Nombre de ces Jeunes Algériens se retrouveront plus tard dans des organisations qui composeront le Mouvement national, d’abord les Fédérations des Elus musulmans fondées à partir de 1927 avec des leaders comme le docteur Bendjelloul et Ferhat Abbas, lequel se retrouvera ensuite à la tête d’organisations diverses dont l’Union démocratique du Manifeste algérien (UDMA fondée en 1945), mais aussi la tendance du réformisme musulman qui avec Ibn Badis donnera naissance en 1931 à l’Association des Ulamas Musulmans algériens (AUMA).

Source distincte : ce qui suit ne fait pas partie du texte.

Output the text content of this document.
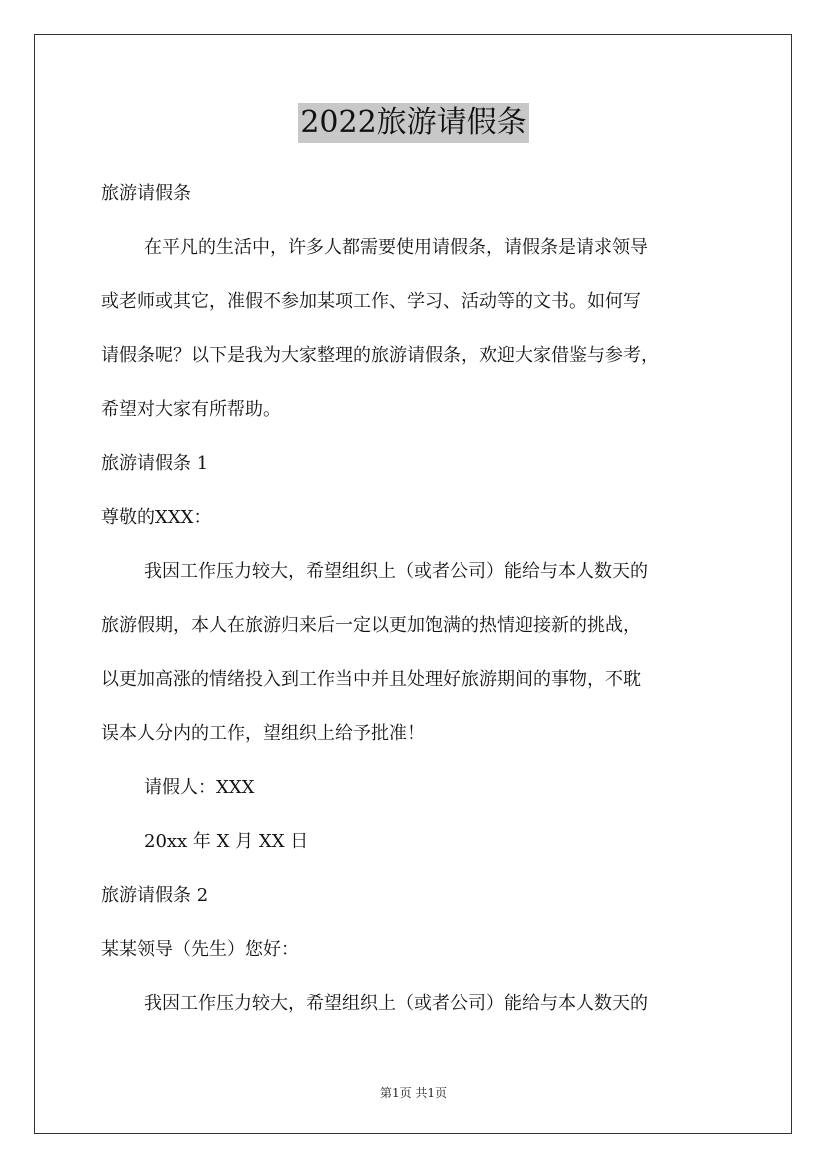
2022旅游请假条
旅游请假条
在平凡的生活中，许多人都需要使用请假条，请假条是请求领导
或老师或其它，准假不参加某项工作、学习、活动等的文书。如何写
请假条呢？以下是我为大家整理的旅游请假条，欢迎大家借鉴与参考，
希望对大家有所帮助。
旅游请假条 1
尊敬的XXX：
我因工作压力较大，希望组织上（或者公司）能给与本人数天的
旅游假期，本人在旅游归来后一定以更加饱满的热情迎接新的挑战，
以更加高涨的情绪投入到工作当中并且处理好旅游期间的事物，不耽
误本人分内的工作，望组织上给予批准！
请假人：XXX
20xx 年 X 月 XX 日
旅游请假条 2
某某领导（先生）您好：
我因工作压力较大，希望组织上（或者公司）能给与本人数天的
第1页 共1页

Avec les communistes, surtout européens à l’origine mais rejoints par de plus en plus d’Algériens, affiliés d’abord au Parti communiste français (PCF depuis 1920), puis structurés en un Parti communiste algérien (PCA en 1936), les Elus, et les Ulamas seront à l’origine de la convocation du Congrès musulman algérien qui se tiendra en 1936 (soit sous un gouvernement de Front populaire en France). La tendance au compromis de ces trois organisations et l’intransigeance des ultras de la colonisation qui freinaient toute tentative de réforme bénéfique aux colonisés, vont favoriser la montée d’une quatrième tendance au sein du Mouvement national, plus radicale et qui souvent réprimée et interdite, se structurera d’abord au sein de l’Etoile Nord-Africaine (ENA fondée à Paris dès 1926), puis du Parti du peuple algérien (PPA en 1937) et enfin du Mouvement pour le triomphe des libertés démocratiques (en fait le PPA-MTLD qui voit le jour en 1946).

Les quatre tendances que nous venons de citer sont donc constitutives du Mouvement national sous sa forme moderne, dans la mesure où elles prônent toutes une modernisation du pays qui passerait à court ou à long terme par une rupture avec le système de domination coloniale. Les trois premières tendances ont la caractéristique commune de ne pas envisager dans les années 1930 une indépendance qui soit possible dans des délais rapprochés. Elles divergent cependant quant au modèle de modernisation et peut être d’Etat national à constituer dans le futur. Le courant qui va des Elus à l’UDMA, plutôt d’obédience libérale regardait vers la France et l’Occident, dont il retenait le caractère démocratique et la promotion de la citoyenneté. Celui porté par les communistes, cherchait toujours en Occident, mais du côté du mouvement révolutionnaire enclenché en Russie depuis Octobre 1917 et qui privilégiait le mot d’ordre de justice sociale. Les Ulamas quant à eux sans rejeter en vrac les valeurs occidentales, s’occupaient à préserver le caractère islamique de l’Algérie, en tentant de trouver une inspiration dans la façon dont l’Orient musulman confronté au même problème, a essayé depuis la fin du XIXe siècle de mettre en œuvre la Nahda (ou Renaissance arabo-islamique) et d’introduire des réformes religieuses (Islah) et politiques (comme ce sera le cas en Turquie ou en Egypte).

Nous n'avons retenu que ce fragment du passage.